2. It is really difficult to tell the difference between +EV hands and -EV hands in a specific game situation, which feeds into (1).

3. The number of actual poker "experts" is far, far, far lower, than the number of people who think they are poker experts.

4. The gap in skill between people who style themselves poker experts and other players, when expressed in terms of the EV of a single hand, is far lower than these "experts" imagine.

5. As limon states, loosening up pre-flop puts the player into more difficult situations post-flop. Specifically, you create huge reverse implied odds for yourself, which is what happens when you are facing bets from players who have stronger ranges and you have a made hand.

Importantly, saying "experts adjust for different table conditions" (which is what you are saying) isn't an answer to this. Nobody's saying you should play a rigid table of hands pre-flop. For one thing, pretty obviously, a hand like KQ is a 3 bet against a certain type of player's raise, a call against another type of player's raise, and a fold against a third type of player's raise.

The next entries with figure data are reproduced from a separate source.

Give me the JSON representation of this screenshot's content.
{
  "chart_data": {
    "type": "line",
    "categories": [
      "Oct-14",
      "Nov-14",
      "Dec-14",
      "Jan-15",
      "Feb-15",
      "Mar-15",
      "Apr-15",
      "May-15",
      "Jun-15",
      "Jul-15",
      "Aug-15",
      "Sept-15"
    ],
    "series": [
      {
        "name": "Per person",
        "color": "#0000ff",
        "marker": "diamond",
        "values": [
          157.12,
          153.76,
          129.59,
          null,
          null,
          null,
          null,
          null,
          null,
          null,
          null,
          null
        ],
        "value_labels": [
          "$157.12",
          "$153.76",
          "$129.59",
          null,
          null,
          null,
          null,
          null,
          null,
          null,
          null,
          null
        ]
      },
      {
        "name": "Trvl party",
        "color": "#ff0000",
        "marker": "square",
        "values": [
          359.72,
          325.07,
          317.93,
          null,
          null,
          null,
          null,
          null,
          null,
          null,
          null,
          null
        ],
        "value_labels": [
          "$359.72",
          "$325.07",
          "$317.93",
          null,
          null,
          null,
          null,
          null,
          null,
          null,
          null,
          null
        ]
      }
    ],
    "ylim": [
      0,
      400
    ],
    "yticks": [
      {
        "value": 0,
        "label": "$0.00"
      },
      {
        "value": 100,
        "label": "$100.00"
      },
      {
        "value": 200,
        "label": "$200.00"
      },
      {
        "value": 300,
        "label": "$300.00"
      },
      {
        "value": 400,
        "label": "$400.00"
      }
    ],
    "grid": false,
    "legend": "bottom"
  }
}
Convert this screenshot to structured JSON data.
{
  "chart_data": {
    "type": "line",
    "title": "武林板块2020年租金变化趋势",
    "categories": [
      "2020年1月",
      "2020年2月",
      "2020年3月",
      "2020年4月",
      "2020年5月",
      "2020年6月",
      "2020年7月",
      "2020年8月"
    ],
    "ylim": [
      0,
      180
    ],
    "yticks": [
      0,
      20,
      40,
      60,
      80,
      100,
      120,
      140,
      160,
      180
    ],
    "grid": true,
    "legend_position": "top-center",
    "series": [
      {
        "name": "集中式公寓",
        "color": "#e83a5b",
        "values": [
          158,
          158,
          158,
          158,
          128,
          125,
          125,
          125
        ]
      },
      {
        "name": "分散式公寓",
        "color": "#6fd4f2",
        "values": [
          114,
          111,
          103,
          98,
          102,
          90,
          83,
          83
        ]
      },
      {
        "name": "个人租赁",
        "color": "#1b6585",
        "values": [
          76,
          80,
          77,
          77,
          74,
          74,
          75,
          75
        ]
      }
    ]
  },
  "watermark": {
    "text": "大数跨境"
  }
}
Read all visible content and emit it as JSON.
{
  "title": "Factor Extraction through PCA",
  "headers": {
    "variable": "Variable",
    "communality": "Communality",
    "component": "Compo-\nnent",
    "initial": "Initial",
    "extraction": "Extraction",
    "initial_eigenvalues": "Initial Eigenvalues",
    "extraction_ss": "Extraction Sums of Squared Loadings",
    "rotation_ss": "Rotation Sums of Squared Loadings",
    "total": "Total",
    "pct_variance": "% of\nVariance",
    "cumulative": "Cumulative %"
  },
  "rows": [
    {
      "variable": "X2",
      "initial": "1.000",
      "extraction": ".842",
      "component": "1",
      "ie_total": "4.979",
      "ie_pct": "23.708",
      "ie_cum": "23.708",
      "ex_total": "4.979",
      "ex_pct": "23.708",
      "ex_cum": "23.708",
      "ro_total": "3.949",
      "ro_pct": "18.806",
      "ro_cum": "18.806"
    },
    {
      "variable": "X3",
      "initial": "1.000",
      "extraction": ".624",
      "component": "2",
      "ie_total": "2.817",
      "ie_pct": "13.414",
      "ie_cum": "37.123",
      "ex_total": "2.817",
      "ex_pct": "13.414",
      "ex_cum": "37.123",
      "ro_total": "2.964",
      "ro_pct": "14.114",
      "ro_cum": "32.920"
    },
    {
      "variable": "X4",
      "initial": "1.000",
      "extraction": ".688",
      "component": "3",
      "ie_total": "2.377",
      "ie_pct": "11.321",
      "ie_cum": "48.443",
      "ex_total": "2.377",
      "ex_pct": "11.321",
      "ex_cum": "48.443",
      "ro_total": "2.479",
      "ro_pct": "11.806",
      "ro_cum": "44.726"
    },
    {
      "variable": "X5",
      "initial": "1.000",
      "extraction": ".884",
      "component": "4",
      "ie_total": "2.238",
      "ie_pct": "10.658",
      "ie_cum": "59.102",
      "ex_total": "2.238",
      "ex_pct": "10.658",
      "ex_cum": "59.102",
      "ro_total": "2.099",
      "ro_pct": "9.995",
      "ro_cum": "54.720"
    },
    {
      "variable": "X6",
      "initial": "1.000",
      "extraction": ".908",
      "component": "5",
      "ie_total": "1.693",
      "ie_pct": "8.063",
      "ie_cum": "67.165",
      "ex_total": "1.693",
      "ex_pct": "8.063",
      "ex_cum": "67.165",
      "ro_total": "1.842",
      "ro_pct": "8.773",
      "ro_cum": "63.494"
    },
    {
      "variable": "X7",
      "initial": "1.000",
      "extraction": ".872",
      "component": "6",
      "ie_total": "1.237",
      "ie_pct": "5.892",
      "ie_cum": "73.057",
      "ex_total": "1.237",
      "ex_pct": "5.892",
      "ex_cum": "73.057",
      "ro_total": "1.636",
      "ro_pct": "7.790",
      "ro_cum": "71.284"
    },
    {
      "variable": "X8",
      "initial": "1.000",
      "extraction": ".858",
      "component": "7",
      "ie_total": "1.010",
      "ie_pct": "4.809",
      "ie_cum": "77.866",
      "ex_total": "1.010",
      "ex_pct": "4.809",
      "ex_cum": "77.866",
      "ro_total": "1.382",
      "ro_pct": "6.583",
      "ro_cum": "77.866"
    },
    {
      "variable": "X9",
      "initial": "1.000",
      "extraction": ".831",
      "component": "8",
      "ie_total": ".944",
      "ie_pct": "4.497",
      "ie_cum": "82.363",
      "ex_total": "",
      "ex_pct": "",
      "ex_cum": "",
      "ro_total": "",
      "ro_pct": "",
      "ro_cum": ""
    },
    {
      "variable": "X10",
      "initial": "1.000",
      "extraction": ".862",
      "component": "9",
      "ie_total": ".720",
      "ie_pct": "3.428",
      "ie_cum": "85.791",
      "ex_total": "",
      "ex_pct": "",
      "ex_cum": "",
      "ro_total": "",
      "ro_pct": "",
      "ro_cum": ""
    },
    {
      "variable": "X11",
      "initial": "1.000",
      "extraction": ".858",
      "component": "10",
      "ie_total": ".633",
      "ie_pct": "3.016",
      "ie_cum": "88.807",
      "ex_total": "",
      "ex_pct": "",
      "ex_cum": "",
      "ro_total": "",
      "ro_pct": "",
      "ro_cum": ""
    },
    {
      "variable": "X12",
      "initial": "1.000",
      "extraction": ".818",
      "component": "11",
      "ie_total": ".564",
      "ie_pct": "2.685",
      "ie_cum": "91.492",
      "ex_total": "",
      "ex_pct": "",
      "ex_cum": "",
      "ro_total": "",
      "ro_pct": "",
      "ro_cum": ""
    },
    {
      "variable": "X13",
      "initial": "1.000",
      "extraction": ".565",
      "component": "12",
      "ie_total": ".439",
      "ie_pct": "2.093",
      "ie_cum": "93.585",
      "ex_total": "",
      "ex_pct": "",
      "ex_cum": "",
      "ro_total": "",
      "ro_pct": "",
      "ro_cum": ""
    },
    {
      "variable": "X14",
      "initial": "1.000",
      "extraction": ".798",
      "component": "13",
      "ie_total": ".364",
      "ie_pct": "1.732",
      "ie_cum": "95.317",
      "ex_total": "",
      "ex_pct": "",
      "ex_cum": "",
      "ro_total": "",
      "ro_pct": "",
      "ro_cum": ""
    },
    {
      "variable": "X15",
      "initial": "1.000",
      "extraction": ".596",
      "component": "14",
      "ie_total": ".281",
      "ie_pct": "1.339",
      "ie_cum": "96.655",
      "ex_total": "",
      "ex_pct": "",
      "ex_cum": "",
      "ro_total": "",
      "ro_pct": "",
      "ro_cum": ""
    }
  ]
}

There's a million examples like that.

I assure you that all the players limon called "boring" make those sorts of adjustments all the time. (Notably, one player he called boring was Tom Dwan-- if anyone is famous for making these adjustments, it's Dwan).

But the problem is with the SPECIFIC type of adjustment that goes "I'm better than these guys, so I can get away with playing a problematic hand that I otherwise would fold". Not an analysis of their ranges, or their specific exploitability, or anything else. Just "I can't beat them with my generically superior post-flop play".

And my claim (and I am sure limon's) is that players who think like that end up giving away money. Not only because the strategy itself isn't nearly as brilliant as they think it is, but because the KIND of brain that thinks like this tends to have huge discipline-leaks, whereas boring pre-flop play correlates with not having discipline leaks.

Quote:
In NL, the pot grows at a rapid pace after each round of betting...and the betting decisions get more and more critical as the hand progresses. When the player is comparatively short-stacked...then the post-flop decisions may often be considered "automatic". But even the short-stacked player can acquire a large stack during the game...and that's when the overriding importance of proper post-flop play becomes obvious. IMO...the only time when pre-flop play becomes as important as you make it sound, is when the player insists on remaining short-stacked forever...by table-hopping whenever he acquires a large stack. But, this method is hardly the preferred approach of the expert NL player.
In mathematical terms, you are looking only at magnitude and ignoring frequency.

Every X hours, a live deep stack no limit player will get into a big pot post-flop where those superior post-flop skills may make that player some significant amount of money.

Much more frequently, that same player will put smaller amounts of money into the middle. She will win some of those pots, of course, but the expected value of those bets, often made against players with stronger ranges, is likely to be negative. And some of those "smaller" amounts of money will nonetheless be quite large, due to reverse implied odds and the amount of money it costs a player to make a second best hand in a deep stack no limit game.

The player will remember the big post-flop pots won and not remember all the more frequent smaller amounts lost, because that's how human brains work (plus confirmation bias!).